Fisher Alexander, Fisher Leon, Srikusalanukul Wichat
Department of Geriatric Medicine, The Canberra Hospital, ACT Health, Canberra 2605, Australia.
Department of Orthopaedic Surgery, The Canberra Hospital, ACT Health, Canberra 2605, Australia.
J Clin Med. 2024 Jul 7;13(13):3969. doi: 10.3390/jcm13133969.

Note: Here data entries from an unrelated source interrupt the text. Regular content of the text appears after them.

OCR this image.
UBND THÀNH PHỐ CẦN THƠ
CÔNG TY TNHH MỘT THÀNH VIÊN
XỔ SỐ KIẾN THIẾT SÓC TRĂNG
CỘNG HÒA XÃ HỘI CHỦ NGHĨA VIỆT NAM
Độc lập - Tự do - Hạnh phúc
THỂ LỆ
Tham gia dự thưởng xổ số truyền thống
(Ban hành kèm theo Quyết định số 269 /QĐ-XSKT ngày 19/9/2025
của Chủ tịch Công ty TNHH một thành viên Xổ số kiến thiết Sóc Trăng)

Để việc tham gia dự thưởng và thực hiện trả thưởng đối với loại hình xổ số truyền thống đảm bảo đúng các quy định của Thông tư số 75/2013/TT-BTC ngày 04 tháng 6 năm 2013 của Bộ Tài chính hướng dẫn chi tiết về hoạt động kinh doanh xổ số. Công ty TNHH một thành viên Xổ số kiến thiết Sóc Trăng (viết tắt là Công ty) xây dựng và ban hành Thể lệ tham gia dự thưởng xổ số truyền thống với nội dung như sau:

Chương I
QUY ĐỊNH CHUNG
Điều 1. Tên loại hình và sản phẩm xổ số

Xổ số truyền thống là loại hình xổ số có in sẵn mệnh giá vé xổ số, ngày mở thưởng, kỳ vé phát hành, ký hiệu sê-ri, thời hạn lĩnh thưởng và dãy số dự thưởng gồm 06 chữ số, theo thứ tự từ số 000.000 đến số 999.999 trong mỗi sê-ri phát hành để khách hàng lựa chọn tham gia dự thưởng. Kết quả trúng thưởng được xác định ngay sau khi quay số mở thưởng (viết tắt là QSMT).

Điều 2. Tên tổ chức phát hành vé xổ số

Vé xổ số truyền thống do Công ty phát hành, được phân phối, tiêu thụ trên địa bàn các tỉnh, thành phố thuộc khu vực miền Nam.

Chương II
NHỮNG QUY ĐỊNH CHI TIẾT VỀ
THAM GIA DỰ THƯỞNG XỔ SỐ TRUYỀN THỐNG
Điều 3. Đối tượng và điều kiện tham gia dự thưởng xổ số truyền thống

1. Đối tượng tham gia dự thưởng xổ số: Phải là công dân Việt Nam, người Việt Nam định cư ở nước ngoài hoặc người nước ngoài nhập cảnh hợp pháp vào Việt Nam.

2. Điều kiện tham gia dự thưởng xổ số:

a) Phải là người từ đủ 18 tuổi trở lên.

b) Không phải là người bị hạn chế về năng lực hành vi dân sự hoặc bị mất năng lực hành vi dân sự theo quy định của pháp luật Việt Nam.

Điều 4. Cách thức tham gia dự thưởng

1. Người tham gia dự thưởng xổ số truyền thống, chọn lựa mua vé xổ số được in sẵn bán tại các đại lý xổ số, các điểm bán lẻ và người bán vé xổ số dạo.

: This study, based on the concept of immuno-inflammatory-metabolic (IIM) dysregulation, investigated and compared the prognostic impact of 27 indices at admission for prediction of postoperative myocardial injury (PMI) and/or hospital death in hip fracture (HF) patients. : In consecutive HF patient (n = 1273, mean age 82.9 ± 8.7 years, 73.5% females) demographics, medical history, laboratory parameters, and outcomes were recorded prospectively. Multiple logistic regression and receiver-operating characteristic analyses (the area under the curve, AUC) were used to establish the predictive role for each biomarker. : Among 27 IIM biomarkers, 10 indices were significantly associated with development of PMI and 16 were indicative of a fatal outcome; in the subset of patients aged >80 years with ischaemic heart disease (IHD, the highest risk group: 90.2% of all deaths), the corresponding figures were 26 and 20. In the latter group, the five strongest preoperative predictors for PMI were anaemia (AUC 0.7879), monocyte/eosinophil ratio > 13.0 (AUC 0.7814), neutrophil/lymphocyte ratio > 7.5 (AUC 0.7784), eosinophil count < 1.1 × 10/L (AUC 0.7780), and neutrophil/albumin × 10 > 2.4 (AUC 0.7732); additionally, sensitivity was 83.1-75.4% and specificity was 82.1-75.0%. The highest predictors of in-hospital death were platelet/lymphocyte ratio > 280.0 (AUC 0.8390), lymphocyte/monocyte ratio < 1.1 (AUC 0.8375), albumin < 33 g/L (AUC 0.7889), red cell distribution width > 14.5% (AUC 0.7739), and anaemia (AUC 0.7604), sensitivity 88.2% and above, and specificity 85.1-79.3%. Internal validation confirmed the predictive value of the models. : Comparison of 27 IIM indices in HF patients identified several simple, widely available, and inexpensive parameters highly predictive for PMI and/or in-hospital death. The applicability of IIM biomarkers to diagnose and predict risks for chronic diseases, including OP/OF, in the preclinical stages is discussed.
本研究基于免疫 - 炎症 - 代谢(IIM)失调的概念,调查并比较了27项入院指标对髋部骨折(HF)患者术后心肌损伤(PMI)和/或医院死亡预测的预后影响。对连续的HF患者(n = 1273,平均年龄82.9±8.7岁,女性占73.5%)的人口统计学、病史、实验室参数和结局进行了前瞻性记录。采用多元逻辑回归和受试者操作特征分析(曲线下面积,AUC)来确定每个生物标志物的预测作用。在27种IIM生物标志物中,10项指标与PMI的发生显著相关,16项指标提示致命结局;在年龄>80岁的缺血性心脏病(IHD,最高风险组:占所有死亡人数的90.2%)患者亚组中,相应数字分别为26项和20项。在后一组中,术前预测PMI最强的五项指标为贫血(AUC 0.7879)、单核细胞/嗜酸性粒细胞比值>13.0(AUC 0.7814)、中性粒细胞/淋巴细胞比值>7.5(AUC 0.7784)、嗜酸性粒细胞计数< 1.1×10/L(AUC 0.7780)和中性粒细胞/白蛋白×10>2.4(AUC 0.7732);此外,敏感性为83.1 - 75.4%,特异性为82.1 - 75.0%。院内死亡的最强预测指标为血小板/淋巴细胞比值>280.0(AUC 0.8390)、淋巴细胞/单核细胞比值<1.1(AUC 0.8375)、白蛋白<33 g/L(AUC 0.7889)、红细胞分布宽度>14.5%(AUC 0.7739)和贫血(AUC 0.7604),敏感性在88.2%及以上,特异性为85.1 - 79.3%。内部验证证实了模型的预测价值。对HF患者的27项IIM指标进行比较,发现了几个简单、易于获取且成本低廉的参数,对PMI和/或院内死亡具有高度预测性。讨论了IIM生物标志物在临床前阶段诊断和预测包括骨质疏松症/骨质疏松性骨折(OP/OF)在内的慢性疾病风险的适用性。